To allow this to work, gpp::co_update is a coroutine type. Here too, the binding code does not depend on the concrete type of the coroutine ; only that it matches a concept.

gpp::co_update is defined as:

// All the possible commands that can be used in update()
using update_action = std::variant<
  static_allocation, static_upload,
  dynamic_vertex_allocation, dynamic_vertex_upload, buffer_release,
  dynamic_index_allocation, dynamic_index_upload,
  dynamic_ubo_allocation, dynamic_ubo_upload, ubo_release,
  sampler_allocation, sampler_release,
  texture_allocation, texture_upload, texture_release,
  get_ubo_handle
>;

// What the commands are allowed to return
using update_handle = std::variant<std::monostate, buffer_handle, texture_handle, sampler_handle>;

// Definition of the update() coroutine type
using co_update = gpp::generator<update_action, update_handle>;

Where gpp::generator is a type similar to std::generator which is not available yet in C++20 but will be in C++23.

Benefits of the approach

This has interesting benefits besides the separation of concern which is achieved:

  1. It allows to restrict what kind of call can be done in which function.
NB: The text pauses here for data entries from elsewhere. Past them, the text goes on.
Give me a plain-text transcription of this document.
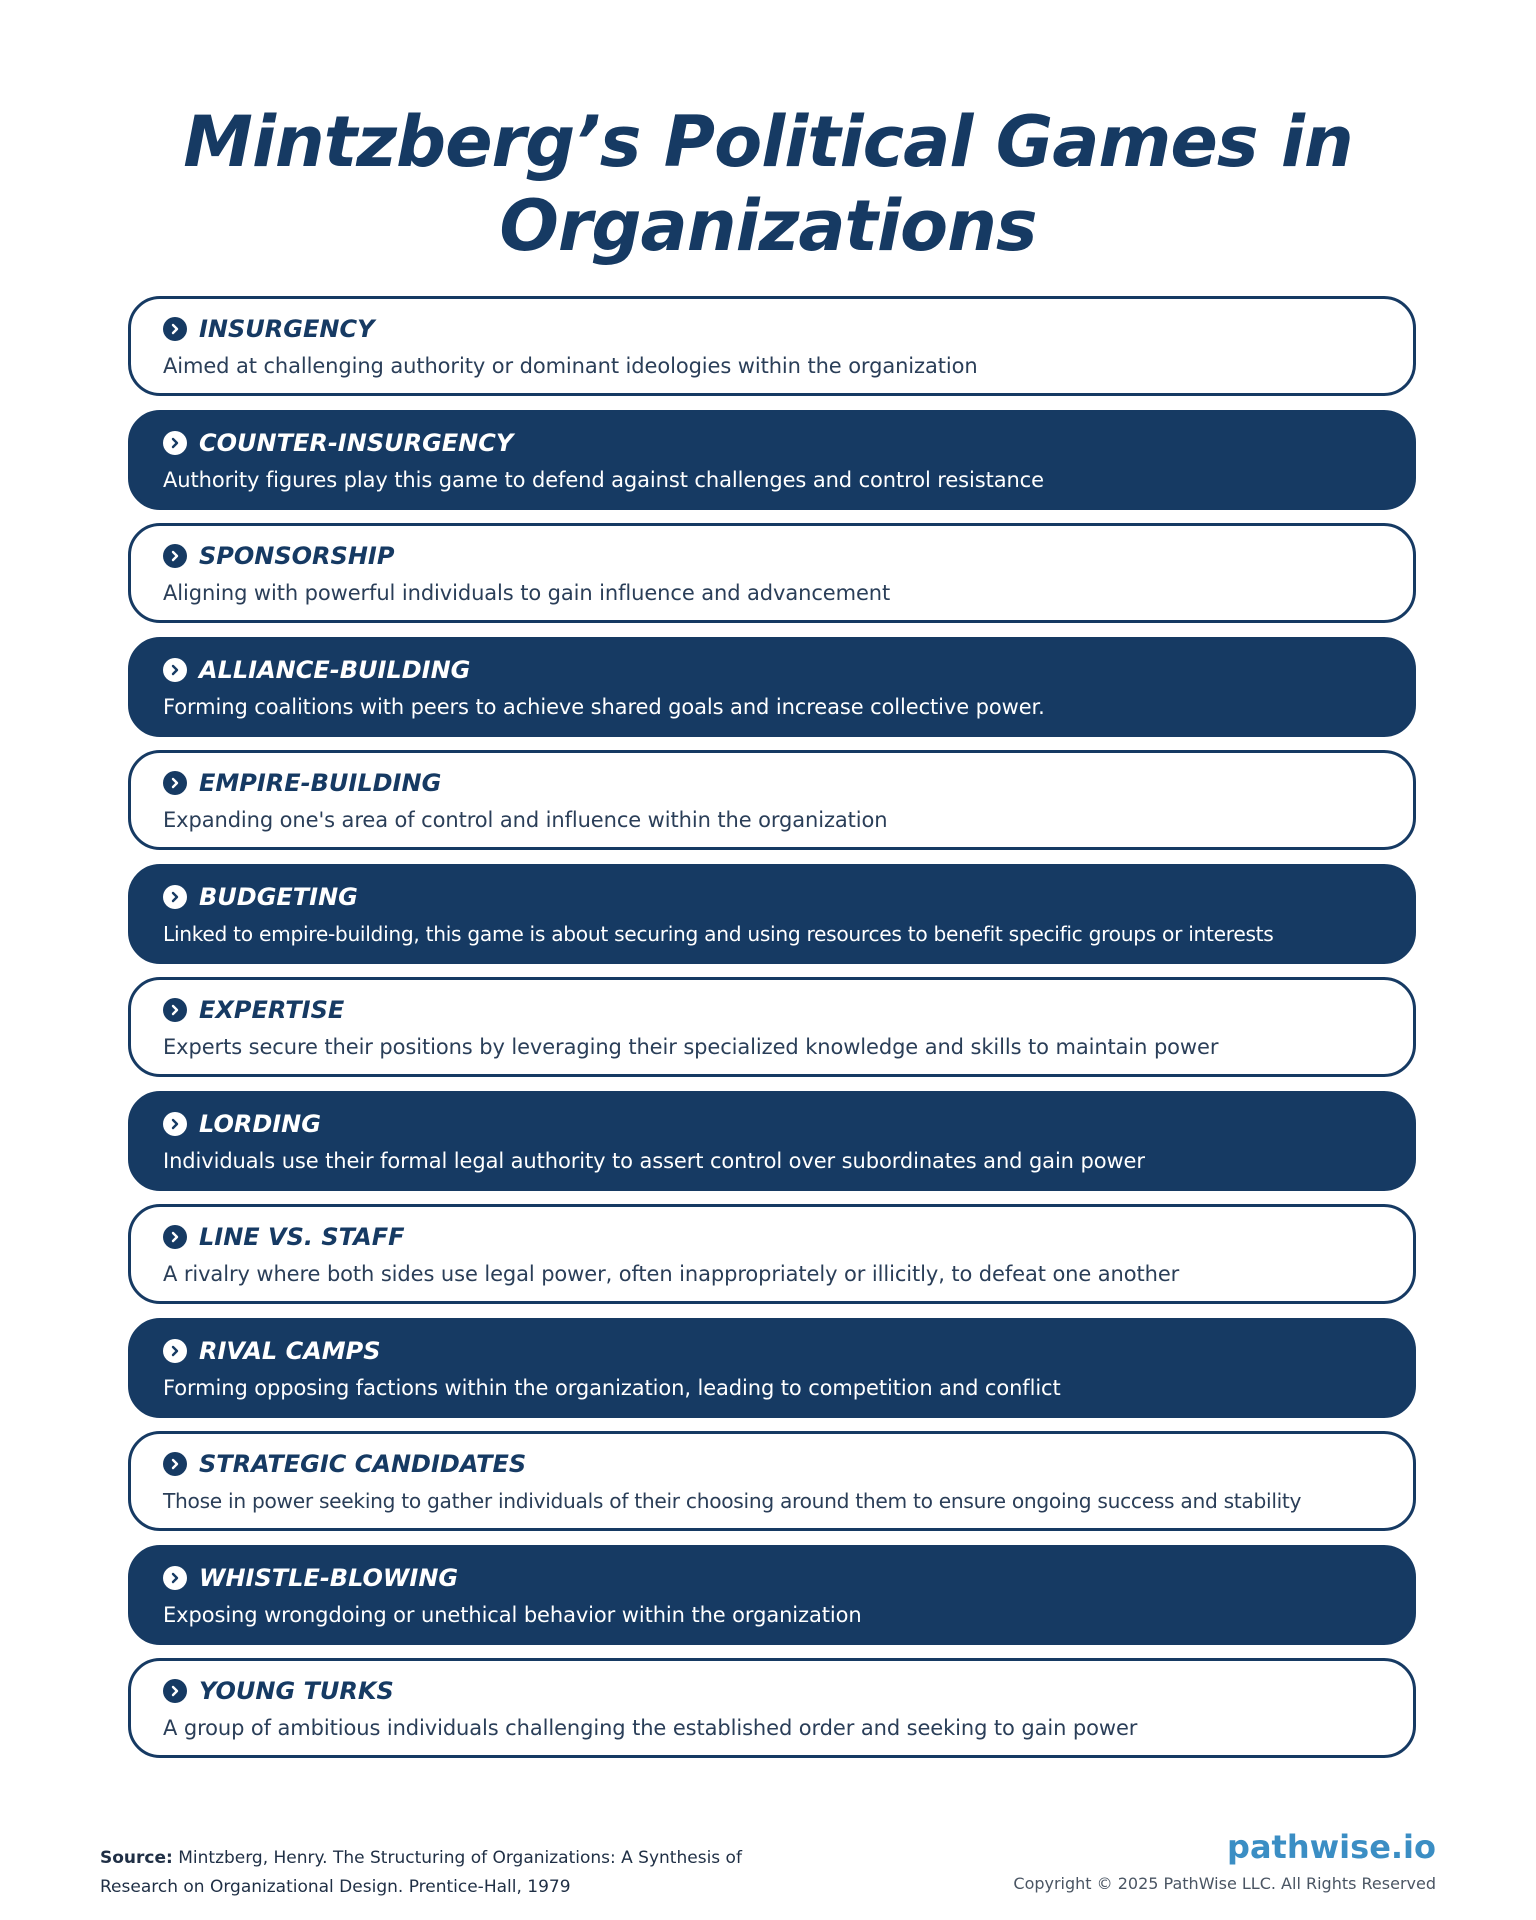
Mintzberg’s Political Games in Organizations
INSURGENCY
Aimed at challenging authority or dominant ideologies within the organization
COUNTER-INSURGENCY
Authority figures play this game to defend against challenges and control resistance
SPONSORSHIP
Aligning with powerful individuals to gain influence and advancement
ALLIANCE-BUILDING
Forming coalitions with peers to achieve shared goals and increase collective power.
EMPIRE-BUILDING
Expanding one's area of control and influence within the organization
BUDGETING
Linked to empire-building, this game is about securing and using resources to benefit specific groups or interests
EXPERTISE
Experts secure their positions by leveraging their specialized knowledge and skills to maintain power
LORDING
Individuals use their formal legal authority to assert control over subordinates and gain power
LINE VS. STAFF
A rivalry where both sides use legal power, often inappropriately or illicitly, to defeat one another
RIVAL CAMPS
Forming opposing factions within the organization, leading to competition and conflict
STRATEGIC CANDIDATES
Those in power seeking to gather individuals of their choosing around them to ensure ongoing success and stability
WHISTLE-BLOWING
Exposing wrongdoing or unethical behavior within the organization
YOUNG TURKS
A group of ambitious individuals challenging the established order and seeking to gain power
Source: Mintzberg, Henry. The Structuring of Organizations: A Synthesis of Research on Organizational Design. Prentice-Hall, 1979
pathwise.io
Copyright © 2025 PathWise LLC. All Rights Reserved
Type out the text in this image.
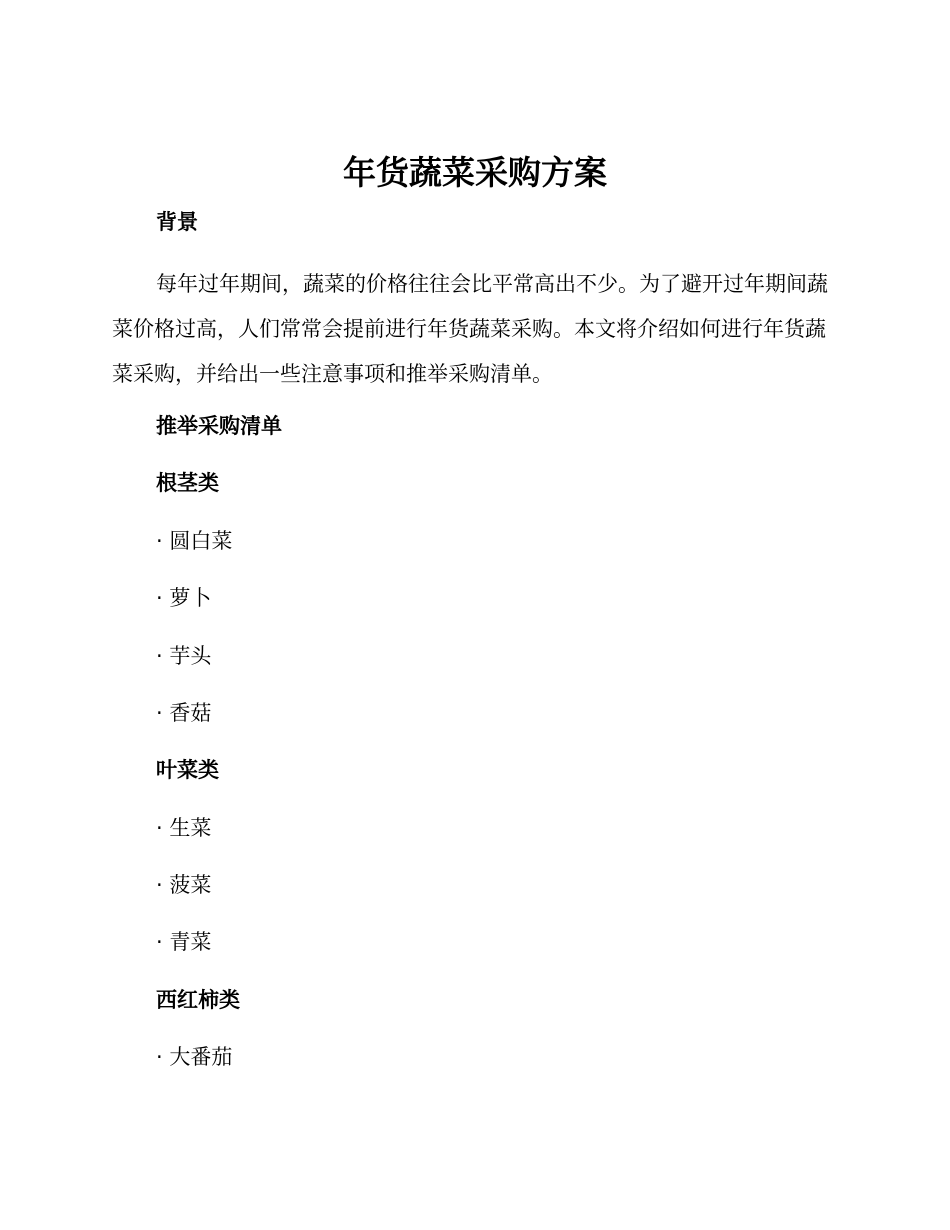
年货蔬菜采购方案
背景

每年过年期间，蔬菜的价格往往会比平常高出不少。为了避开过年期间蔬菜价格过高，人们常常会提前进行年货蔬菜采购。本文将介绍如何进行年货蔬菜采购，并给出一些注意事项和推举采购清单。

推举采购清单
根茎类
· 圆白菜
· 萝卜
· 芋头
· 香菇
叶菜类
· 生菜
· 菠菜
· 青菜
西红柿类
· 大番茄
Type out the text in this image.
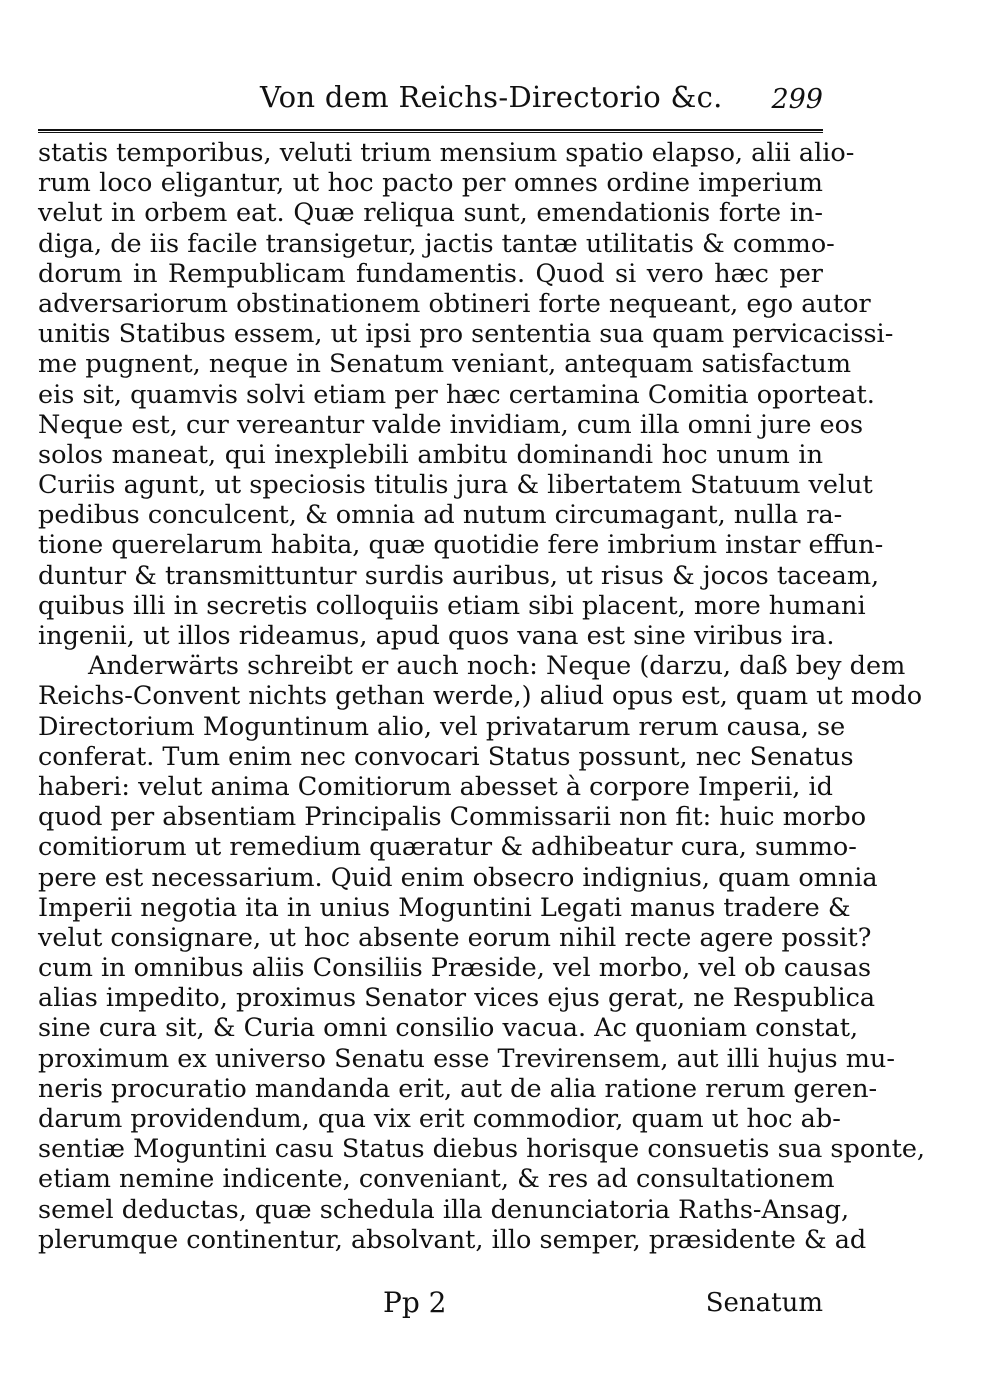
Von dem Reichs-Directorio &c. 299
statis temporibus, veluti trium mensium spatio elapso, alii alio-
rum loco eligantur, ut hoc pacto per omnes ordine imperium
velut in orbem eat. Quæ reliqua sunt, emendationis forte in-
diga, de iis facile transigetur, jactis tantæ utilitatis & commo-
dorum in Rempublicam fundamentis. Quod si vero hæc per
adversariorum obstinationem obtineri forte nequeant, ego autor
unitis Statibus essem, ut ipsi pro sententia sua quam pervicacissi-
me pugnent, neque in Senatum veniant, antequam satisfactum
eis sit, quamvis solvi etiam per hæc certamina Comitia oporteat.
Neque est, cur vereantur valde invidiam, cum illa omni jure eos
solos maneat, qui inexplebili ambitu dominandi hoc unum in
Curiis agunt, ut speciosis titulis jura & libertatem Statuum velut
pedibus conculcent, & omnia ad nutum circumagant, nulla ra-
tione querelarum habita, quæ quotidie fere imbrium instar effun-
duntur & transmittuntur surdis auribus, ut risus & jocos taceam,
quibus illi in secretis colloquiis etiam sibi placent, more humani
ingenii, ut illos rideamus, apud quos vana est sine viribus ira.
Anderwärts schreibt er auch noch: Neque (darzu, daß bey dem
Reichs-Convent nichts gethan werde,) aliud opus est, quam ut modo
Directorium Moguntinum alio, vel privatarum rerum causa, se
conferat. Tum enim nec convocari Status possunt, nec Senatus
haberi: velut anima Comitiorum abesset à corpore Imperii, id
quod per absentiam Principalis Commissarii non fit: huic morbo
comitiorum ut remedium quæratur & adhibeatur cura, summo-
pere est necessarium. Quid enim obsecro indignius, quam omnia
Imperii negotia ita in unius Moguntini Legati manus tradere &
velut consignare, ut hoc absente eorum nihil recte agere possit?
cum in omnibus aliis Consiliis Præside, vel morbo, vel ob causas
alias impedito, proximus Senator vices ejus gerat, ne Respublica
sine cura sit, & Curia omni consilio vacua. Ac quoniam constat,
proximum ex universo Senatu esse Trevirensem, aut illi hujus mu-
neris procuratio mandanda erit, aut de alia ratione rerum geren-
darum providendum, qua vix erit commodior, quam ut hoc ab-
sentiæ Moguntini casu Status diebus horisque consuetis sua sponte,
etiam nemine indicente, conveniant, & res ad consultationem
semel deductas, quæ schedula illa denunciatoria Raths-Ansag,
plerumque continentur, absolvant, illo semper, præsidente & ad
Pp 2	Senatum
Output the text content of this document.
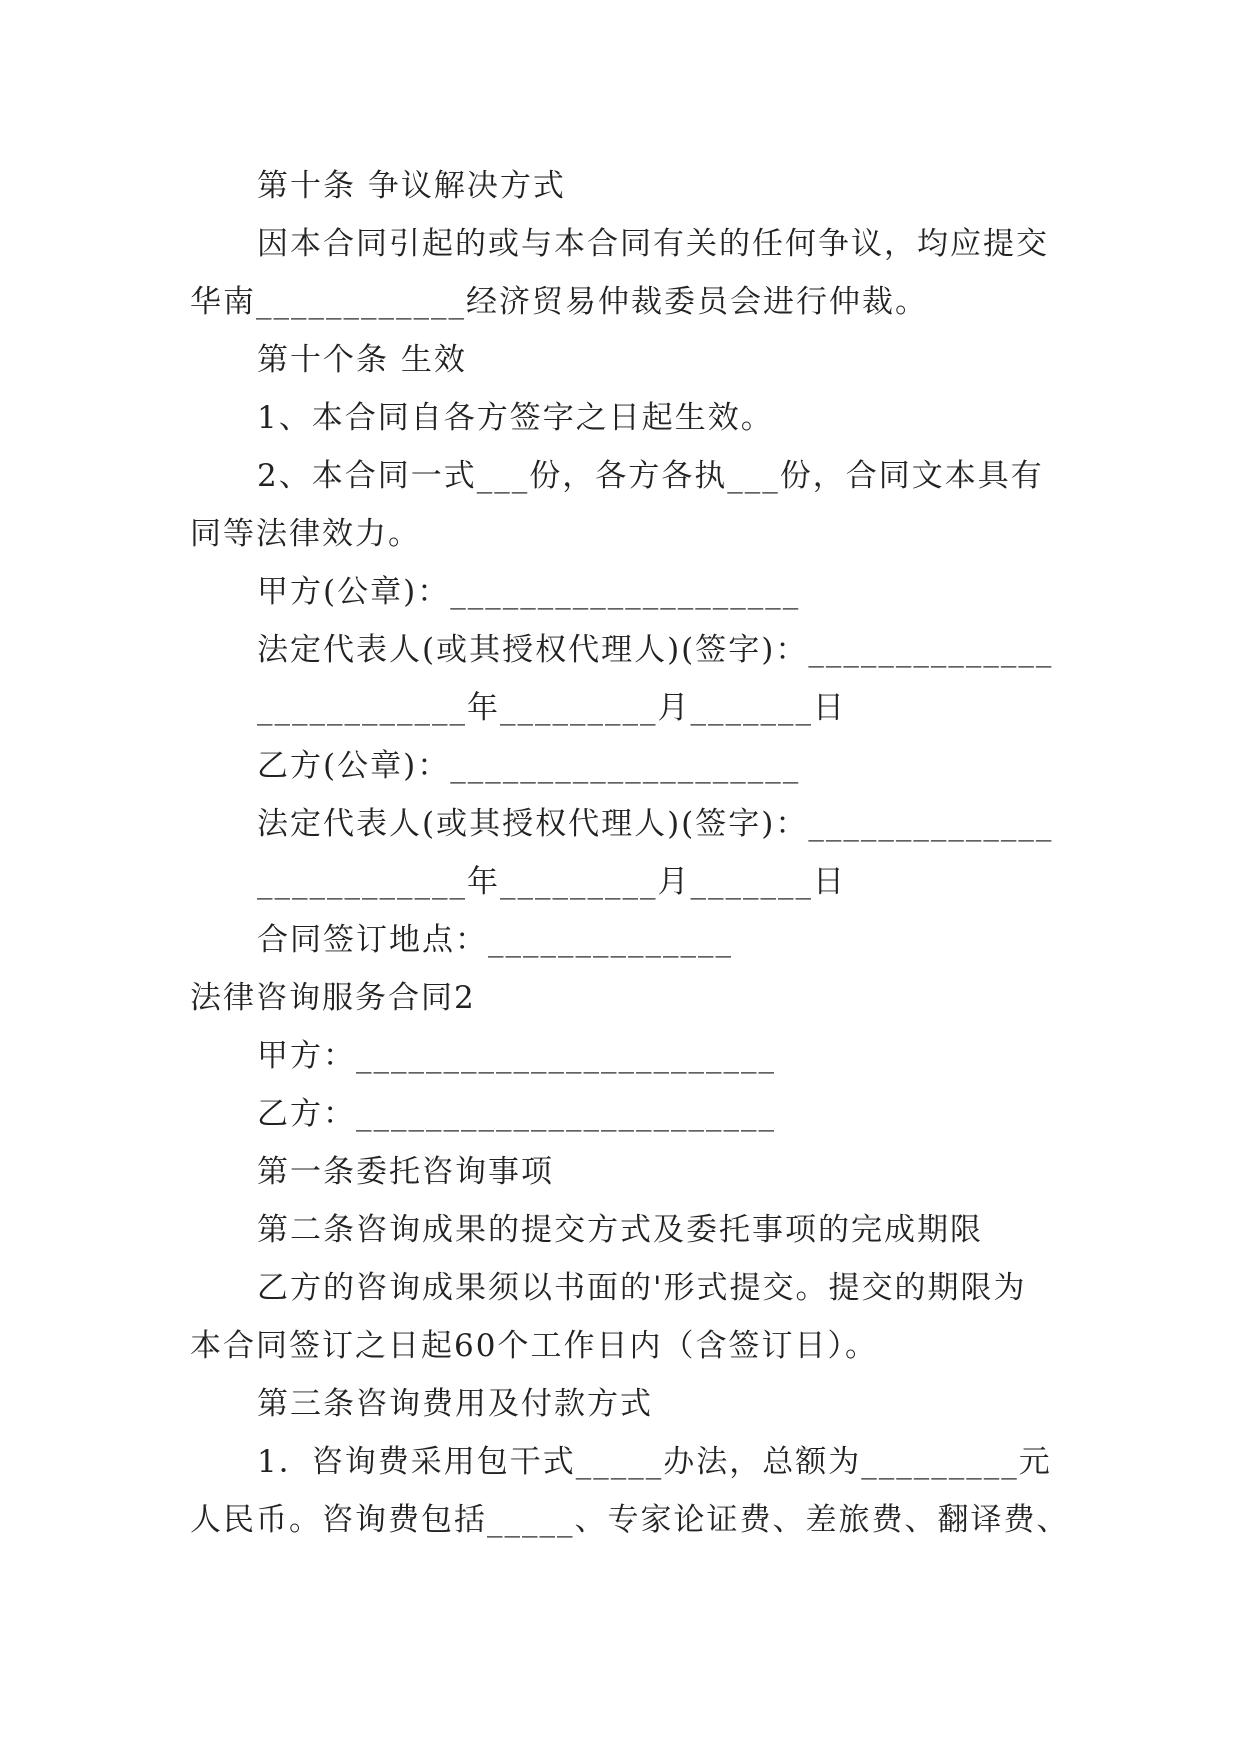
第十条 争议解决方式
因本合同引起的或与本合同有关的任何争议，均应提交
华南____________经济贸易仲裁委员会进行仲裁。
第十个条 生效
1、本合同自各方签字之日起生效。
2、本合同一式___份，各方各执___份，合同文本具有
同等法律效力。
甲方(公章)：____________________
法定代表人(或其授权代理人)(签字)：______________
____________年_________月_______日
乙方(公章)：____________________
法定代表人(或其授权代理人)(签字)：______________
____________年_________月_______日
合同签订地点：______________
法律咨询服务合同2
甲方：________________________
乙方：________________________
第一条委托咨询事项
第二条咨询成果的提交方式及委托事项的完成期限
乙方的咨询成果须以书面的'形式提交。提交的期限为
本合同签订之日起60个工作日内（含签订日）。
第三条咨询费用及付款方式
1．咨询费采用包干式_____办法，总额为_________元
人民币。咨询费包括_____、专家论证费、差旅费、翻译费、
For instance, the Qt RHI forbids uploading data during a draw operation: the coroutine type for draw does not contain the update commands, which allows to enforce this at compile-time. Yay C++ :-)

A node which only ever uploads textures could optimize a little bit by defining instead:

using update_action = std::variant<texture_allocation, texture_upload, texture_release>;
using update_handle = std::variant<std::monostate, texture_handle>;

using my_co_update = gpp::generator<update_action, update_handle>;

Of course, we would love this to be performed automatically as part of compiler optimizations... it seems that the science is not there yet though !

  1. This gives some amount of named-parameter-ness for GPU API calls which is also a good way to reduce bugs :-)

  2. As no "library" functions are called, the possibility to have ODR issues due to multiple function definitions is less likely, and can trivially be solved by wrapping the entirety of the user-provided code and command definitions in a custom namespace as the namespaces do not matter at all.

How does it work ??

It's very simple: the code which invokes update() more-or-less looks like this:

void invoke_update()
{
  if constexpr(requires { node.update(); })
  {
    for (auto& promise : node.update())
    {
      promise.result = visit(update_handler{}, promise.command);
    }
  }
}

where update_handler looks like:

struct update_handler
{
  template<typename C>
  auto operator()(C command) {
    if constexpr(requires { C::allocation; })
    {
      if constexpr(requires { C::texture; })
        my_gpu_api_allocate_texture(command.width, command.height);
      else if constexpr(requires { C::ubo; })
        my_gpu_api_allocate_buffer(command.size);
      else ...
    }
    else ...
  }
};

One can check that given the amount of abstraction involved, the compiler can still generate reasonable amounts of code for this (when provided with a decent std::variant implementation :p).

Note that the implementation does not depend on the variant type being std::variant -- I also tested with boost.variant2 and mpark::variant which follow the same concepts.